Manufacturers, chem makers protest US air rule

20 January 2006 19:31  [Source: ICIS news]

WASHINGTON (ICIS news)--US chemical producers and other manufacturers appealed to the Environmental Protection Agency (EPA) on Friday to withdraw or delay a proposed air quality standard that industry fears would cripple expansion and growth.


Earlier this week, EPA proposed more stringent standards for fine particle pollution control. The rule change would amend the 1997 National Ambient Air Quality Standard (NAAQS) for particulate matter measuring 2.5 micrometers or less; the rule is known as the PM 2.5 regulation.

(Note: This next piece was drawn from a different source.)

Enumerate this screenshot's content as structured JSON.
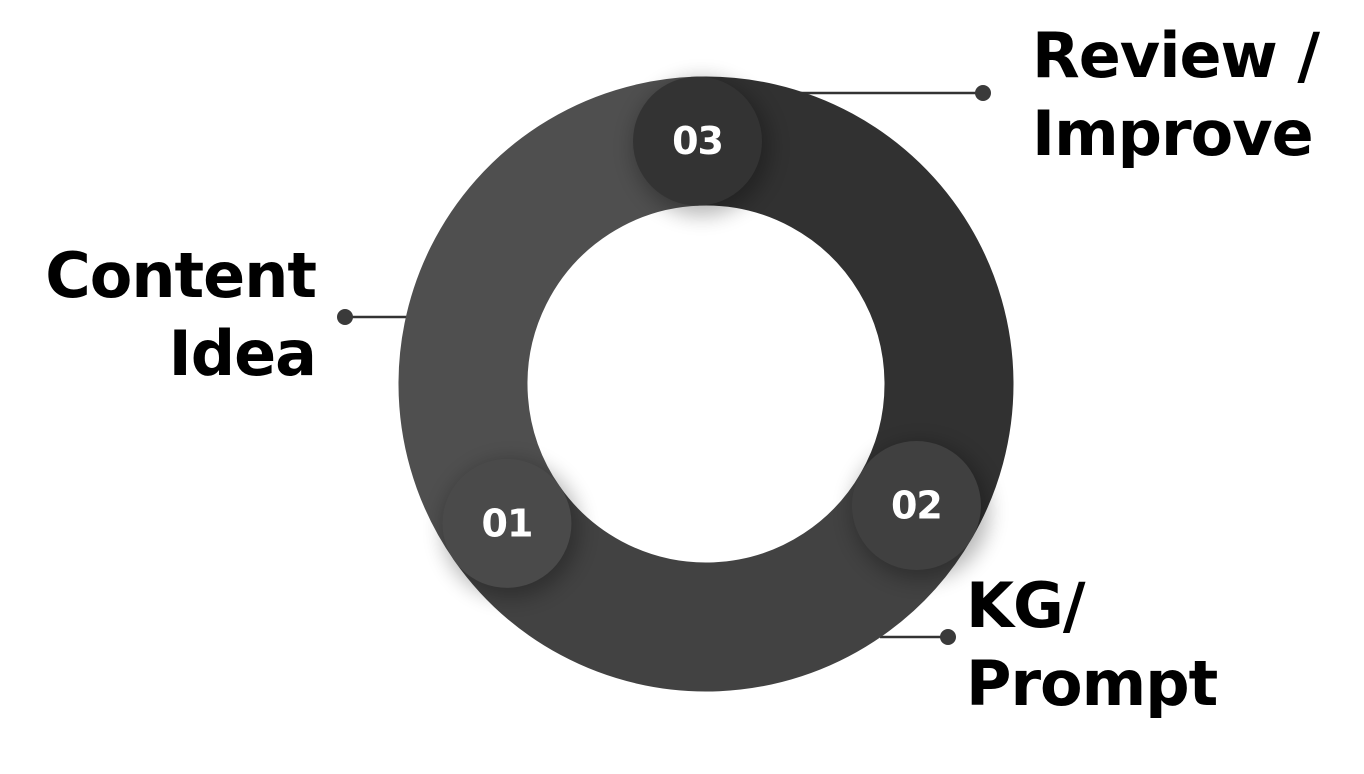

The National Association of Manufacturers (NAM) cautioned that the proposed standard “would impose significant burdens on US manufacturers facing fierce international competition.”


The National Petrochemical & Refiners Association (NPRA) also opposes the particulate proposal. NPRA president Bob Slaughter told ICIS news that if implemented, the rule would require “extraordinary measures by manufacturers to comply and would impose unreasonable controls on production facilities.”


Slaughter said that if the new PM 2.5 rule is made final, “it will be difficult for us in either industry - refining or petrochemicals - to expand or even maintain our industrial plants.”


NAM president John Engler said: “The proposal is not grounded in sound science, and changing the standard now would create investment and business uncertainty.”